Do you have any evidence about the alleged racist statements made by Catt?
Catt often avoided discussions about race in her fight for women’s suffrage. However, she argued for all women to have the right to vote. The quotation on white supremacy that has been cited as evidence of Catt’s racism is from a book chapter written by Catt in 1917. In the chapter, Catt makes an argument for women’s suffrage and responds to opposing arguments, including that white supremacy would be undermined. She provides population statistics to disprove that claim, but in no way endorses white supremacy. In the same chapter she goes on to say that such objections are “ridiculous” and “all people” should have the right to vote. Although some have alleged in newspaper articles and opinion pieces that this quotation is from speeches Catt gave in the South in 1917, specifically Mississippi and South Carolina, no such speeches have been found and several sources documenting Catt’s travel between 1915 to 1920 show that she did not visit those states during this time.

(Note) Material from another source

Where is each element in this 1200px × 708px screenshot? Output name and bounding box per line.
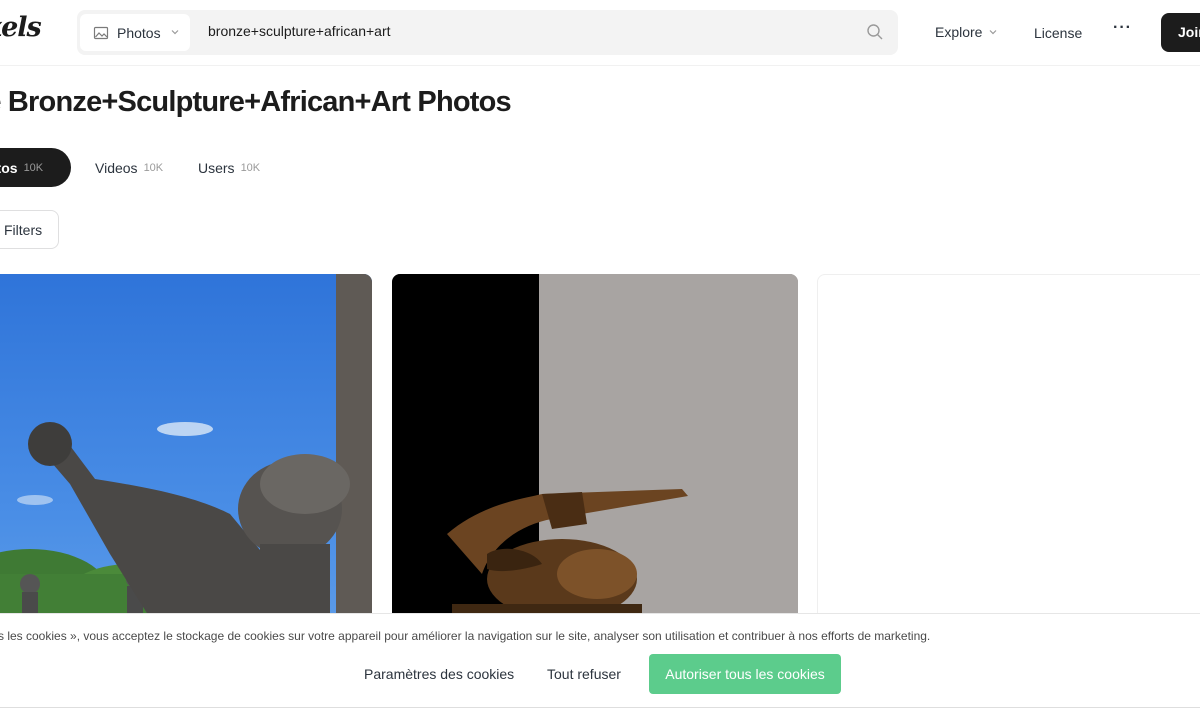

Catt did not advocate for suffrage only for white women. There are many examples of this in her speeches and writings. In a 1917 article she wrote for The Crisis, the NAACP’s journal, she stated, “Just as the world war is no white man’s war, but every man’s war, so is the struggle for woman suffrage no white woman’s struggle, but every woman’s struggle” and “there will never be a true democracy until every responsible and law-abiding adult in it, without regard to race, sex, color or creed has his or her own inalienable and unpurchaseable voice in the government.”
We encourage everyone to read Catt’s speeches and writings, many available here, and draw your own conclusions based on Catt’s own words in context.